This is the time capsule of America’s colonial past, one of the first of its kind, which doubled as a hub of prosperity and a place to call home during the American Revolution. Here the glory days of the 2nd Amendment were taking part while militias fortified this important capital of commerce.
The Governor’s Palace is actually a replica of what original stood there in the 1700’s. There was a fire that burned it down, so academics and historians worked together to rebuild it as faithfully as possible. The Palace is a fun and educational trip that impresses as much as it tells the story of Williamburg’s royal governance.
Continuing off the theme of lavish trappings and historical pieces, the George Wythe House is filled with all original furniture and artwork. George Wythe is a sort of unsung hero of Virginia. His astute knowledge and grasp of government, military, and history was invaluable. In fact, he was a close confident of Thomas Jefferson and other important early American leaders, including congress itself. He went on to be a signee of the final draft of the Declaration of Independence.
This is where all the blood, sweat, and tears of early colonial Williamsburg occurred inside its walls. There was such a dense collection of skilled labor and artistic flair, even without the help of modern technology, they were able to produce pieces that are often unmatched even to this day. Stop by the various major craft workshops, like the Tannery, Blacksmith, Goldsmith, or Gunsmith shops.
Considered the little brother of Florida’s Busch Garden’s location, Virginia brings all the great animals and rollercoaster rides for tourists to get lost in a world of African-inspired safari adventures. Busch Gardens has a little bit of everything: the zoo, children’s learning and playground areas, live entertainment and music, as well as plenty of rollercoasters, including the infamous Loch Ness Monster and Alpengeist rides. The layout is a little different than its Florida counterpart, but the excitement and quality is just as high.

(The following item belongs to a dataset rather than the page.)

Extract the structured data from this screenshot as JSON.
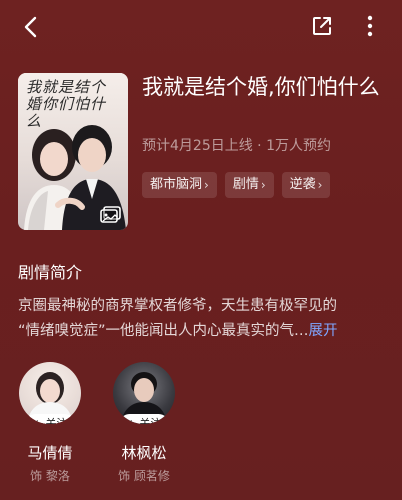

Another great destination to take the family out for a bit of a break from all the historical travels is one of the country’s best waterparks, located at Water Country USA. It can get pretty hot in Virginia, but rather than driving all the way out to the beach, why not head to the coldest, wettest, and most exciting waterpark on the coast? There’s rides, mini-golf courses, a wave pool, and of course the wild waterslides.
This is actually a combination of both museum and art gallery. The Dewitt Wallace Decorative Arts Gallery is connected to Abby Aldrich Rockefeller Folk Art Museum. There is so much beauty and talent on display in such a single contained area, you could easily spend your whole day between these two buildings. Major pieces and exhibits regularly pass through here, including one of the world’s biggest single collection of English porcelain and silver outside of the country.
Taverns were a big staple of colonial life back in the 18th Century. They still are, but there aren’t very many traditional taverns left anymore, bars are their successors. The best thing about these colonial taverns is that their menus are as close as you can get to the original dishes and drinks that the founding fathers would have enjoyed. There’s something special about sharing a posthumous meal with great men of the past.
For a more humbling and necessary glimpse into the country’s past, you have to visit the Great Hopes Plantation. In order to learn from our mistakes we must grasp all aspects of what it was like back in the 18th Century when an estimated one-fifth of the population owned slaves. These plantations in particular were mainly comprised of small farmers that were not part of the upper class.
This is a special college in America, not just because of who attended its classes, but also because it is the oldest active institution of its kind in America. It first opened its doors in 1695 and has gone on to see the likes of Washington, Jefferson, and Monroe all attend the College of William and Mary. Stop by and learn a little, and after you can tell everyone you went to the same college as the first president of the United States.